I started off with some veal ravioli from Bice Ristorante (which I guess is technically a chain, but since the only one in the area is in Bethesda, it seemed worth my ticket). The veal was shredded, as opposed to mashed into a paste like the veal rav at Tosca, and I think I liked the texture better. It just seemed more meaty. Plus the flavor of the veal was great and made up for the average cream sause topping it.

Then we moved onto Divino Lounge. They were grilling a massive amount of meat and making little steak and sausage sandwiches, which were sooooo good. The bread was cheap and too thick, but we threw that away after a few bites and just ate the insides. I got the sausage (perfect spiciness) and tried my friend's steak (amazingly tender). I'm not even sure if they serve this at their restaurant normally, but I was impressed enough that I'd be willing to try the rest of their menu in hopes that it is as good as these tastes.

Around the corner, we found a place called Visions that was serving a chicken mac and cheese. As juvenile and not epicurian as it makes me seem, I freakin' love mac and cheese in pretty much all it's forms and am becoming quite the expert on the best of the cheesy noodle offerings in the city. So of course when I saw Vision's chicken mac and cheese, I had to try it. It was pretty good. Good baked crusty topping, chickeny texture. Good creaminess. But definitely lacking a little in the cheesiness department. I'm undecided if the restaurant is worth trying overall after my moderately satisfying experience. Has anyone else been and have any opinions?

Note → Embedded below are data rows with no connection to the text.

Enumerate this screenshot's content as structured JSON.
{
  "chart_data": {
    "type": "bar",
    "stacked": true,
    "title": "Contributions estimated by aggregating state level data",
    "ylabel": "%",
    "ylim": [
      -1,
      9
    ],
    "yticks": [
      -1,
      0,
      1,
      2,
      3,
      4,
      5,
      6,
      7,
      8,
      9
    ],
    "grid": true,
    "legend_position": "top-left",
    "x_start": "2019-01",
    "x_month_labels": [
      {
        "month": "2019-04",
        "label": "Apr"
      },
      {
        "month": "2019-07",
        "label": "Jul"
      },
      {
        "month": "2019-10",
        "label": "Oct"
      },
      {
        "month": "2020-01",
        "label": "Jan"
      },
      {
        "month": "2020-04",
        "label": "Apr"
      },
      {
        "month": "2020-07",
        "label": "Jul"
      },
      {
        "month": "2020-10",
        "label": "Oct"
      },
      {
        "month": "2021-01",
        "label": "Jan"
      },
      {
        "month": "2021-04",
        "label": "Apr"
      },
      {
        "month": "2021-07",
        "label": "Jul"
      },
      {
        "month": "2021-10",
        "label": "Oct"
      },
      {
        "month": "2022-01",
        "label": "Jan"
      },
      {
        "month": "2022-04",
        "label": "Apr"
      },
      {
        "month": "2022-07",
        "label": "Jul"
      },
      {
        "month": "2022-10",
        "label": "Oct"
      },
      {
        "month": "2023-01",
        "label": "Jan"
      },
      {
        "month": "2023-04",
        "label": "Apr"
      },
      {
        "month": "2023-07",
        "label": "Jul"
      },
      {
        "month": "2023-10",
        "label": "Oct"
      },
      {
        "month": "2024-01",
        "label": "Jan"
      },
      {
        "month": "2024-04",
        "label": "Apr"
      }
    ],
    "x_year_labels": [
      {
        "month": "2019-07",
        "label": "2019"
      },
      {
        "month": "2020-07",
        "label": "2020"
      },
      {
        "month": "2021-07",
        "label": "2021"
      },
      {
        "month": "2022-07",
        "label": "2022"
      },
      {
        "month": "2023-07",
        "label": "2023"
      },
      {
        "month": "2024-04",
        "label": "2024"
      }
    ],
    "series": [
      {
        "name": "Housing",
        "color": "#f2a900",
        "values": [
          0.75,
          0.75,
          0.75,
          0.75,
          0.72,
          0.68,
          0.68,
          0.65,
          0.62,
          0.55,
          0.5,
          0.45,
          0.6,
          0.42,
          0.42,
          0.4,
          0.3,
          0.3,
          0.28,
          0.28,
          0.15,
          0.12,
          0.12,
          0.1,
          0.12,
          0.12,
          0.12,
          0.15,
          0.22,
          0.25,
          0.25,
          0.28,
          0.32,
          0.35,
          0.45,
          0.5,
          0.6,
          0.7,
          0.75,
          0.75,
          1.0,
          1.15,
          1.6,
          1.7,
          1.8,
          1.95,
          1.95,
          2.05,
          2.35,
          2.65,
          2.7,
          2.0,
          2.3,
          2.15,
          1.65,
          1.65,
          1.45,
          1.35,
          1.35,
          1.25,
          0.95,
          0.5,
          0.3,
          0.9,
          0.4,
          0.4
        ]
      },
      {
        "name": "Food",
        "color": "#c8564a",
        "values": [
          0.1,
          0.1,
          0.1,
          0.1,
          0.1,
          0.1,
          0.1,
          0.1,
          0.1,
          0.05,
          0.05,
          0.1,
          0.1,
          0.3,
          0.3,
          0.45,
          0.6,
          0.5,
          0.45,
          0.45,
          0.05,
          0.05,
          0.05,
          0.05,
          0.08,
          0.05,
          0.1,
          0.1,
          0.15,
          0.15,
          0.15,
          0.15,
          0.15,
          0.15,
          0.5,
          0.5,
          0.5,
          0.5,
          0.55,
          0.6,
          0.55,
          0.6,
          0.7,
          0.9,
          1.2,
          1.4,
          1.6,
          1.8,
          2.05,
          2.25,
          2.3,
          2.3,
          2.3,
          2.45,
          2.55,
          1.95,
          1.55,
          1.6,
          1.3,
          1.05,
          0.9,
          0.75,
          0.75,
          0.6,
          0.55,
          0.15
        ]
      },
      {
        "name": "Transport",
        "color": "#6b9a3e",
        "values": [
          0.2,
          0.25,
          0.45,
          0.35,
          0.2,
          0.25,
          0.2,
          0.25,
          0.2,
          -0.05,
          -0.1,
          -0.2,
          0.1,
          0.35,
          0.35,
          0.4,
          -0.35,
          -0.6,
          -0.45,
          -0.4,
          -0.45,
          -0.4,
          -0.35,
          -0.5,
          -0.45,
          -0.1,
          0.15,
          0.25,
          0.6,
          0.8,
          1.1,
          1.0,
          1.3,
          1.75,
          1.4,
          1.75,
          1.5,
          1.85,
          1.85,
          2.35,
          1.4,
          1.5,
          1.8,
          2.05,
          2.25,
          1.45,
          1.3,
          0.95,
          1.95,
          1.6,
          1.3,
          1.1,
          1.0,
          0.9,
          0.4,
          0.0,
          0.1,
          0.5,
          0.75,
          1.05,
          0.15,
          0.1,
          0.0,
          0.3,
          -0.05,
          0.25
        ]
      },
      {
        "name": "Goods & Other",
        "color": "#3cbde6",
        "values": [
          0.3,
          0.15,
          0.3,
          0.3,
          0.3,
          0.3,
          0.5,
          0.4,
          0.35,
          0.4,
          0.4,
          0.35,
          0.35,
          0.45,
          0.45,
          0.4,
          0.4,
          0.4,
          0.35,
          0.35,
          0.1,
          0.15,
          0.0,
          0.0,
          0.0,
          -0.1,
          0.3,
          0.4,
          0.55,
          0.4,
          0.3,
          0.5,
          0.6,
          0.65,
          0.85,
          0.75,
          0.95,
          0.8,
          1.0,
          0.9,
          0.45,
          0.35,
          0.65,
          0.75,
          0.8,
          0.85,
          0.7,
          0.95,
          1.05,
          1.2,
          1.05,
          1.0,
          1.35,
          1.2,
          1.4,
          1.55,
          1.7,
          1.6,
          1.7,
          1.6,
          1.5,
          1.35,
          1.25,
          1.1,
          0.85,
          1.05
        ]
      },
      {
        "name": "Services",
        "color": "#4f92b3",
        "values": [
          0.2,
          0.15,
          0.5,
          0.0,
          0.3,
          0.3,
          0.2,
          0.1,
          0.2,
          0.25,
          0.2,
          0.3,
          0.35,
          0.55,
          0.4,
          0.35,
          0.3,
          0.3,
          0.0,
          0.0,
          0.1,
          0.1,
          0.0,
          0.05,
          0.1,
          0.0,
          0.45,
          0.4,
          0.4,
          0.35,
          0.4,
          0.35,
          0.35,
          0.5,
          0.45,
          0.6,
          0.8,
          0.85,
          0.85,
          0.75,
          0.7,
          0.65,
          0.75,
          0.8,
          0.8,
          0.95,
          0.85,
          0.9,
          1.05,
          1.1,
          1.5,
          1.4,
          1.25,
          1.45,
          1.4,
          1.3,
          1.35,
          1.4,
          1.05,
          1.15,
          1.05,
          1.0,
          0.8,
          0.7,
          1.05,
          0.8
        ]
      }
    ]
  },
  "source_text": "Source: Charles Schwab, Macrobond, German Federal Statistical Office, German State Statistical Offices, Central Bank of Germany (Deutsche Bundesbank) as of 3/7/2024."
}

My friend then pointed out La Miche, which is apparently a schmancy French joint out there. They were serving up escargot. So I jumped in line immediately. The escargot was the perfect garlicy, buttery deliciousness I was hoping it would be. I didn't try their crab cake option, but it also looked great. Plus their regular dinner menu looks phenomenal. (Baked mussels... mmmm...) I've made a mental note to actually get out of the District again to try this place.

The final dish I got was a chicken korma from Passage to India. I was holding out room for Passage of India during the whole festival because it was the one restaurant I knew about beforehand and I had always heard really positive things. Their chicken dish did not disappoint. The salad and rice were just bland fillers to round out the plate, but the chicken was so tender and flavorful that the sides didn't matter. This was another winner that would definitely motivate me to get out to Bethesda again.

We had a few tickets left which got us some sugar cookies decorated by forced child labor to round out the meal (they taste so much better when tiny fingers are forced to decorate them), and then I slipped into a utterly satisfied food coma for awhile. I suppose the lesson of the day was that I should have a more open mind about what the suburbs have to offer, seeing as the Taste of Bethesda may have actually been better than the Penn Quarter festival. We'll see if that lesson sticks in the long run, but for at least the immediate future I'll try to be more open to the stuff these suburbs kids are always raving about.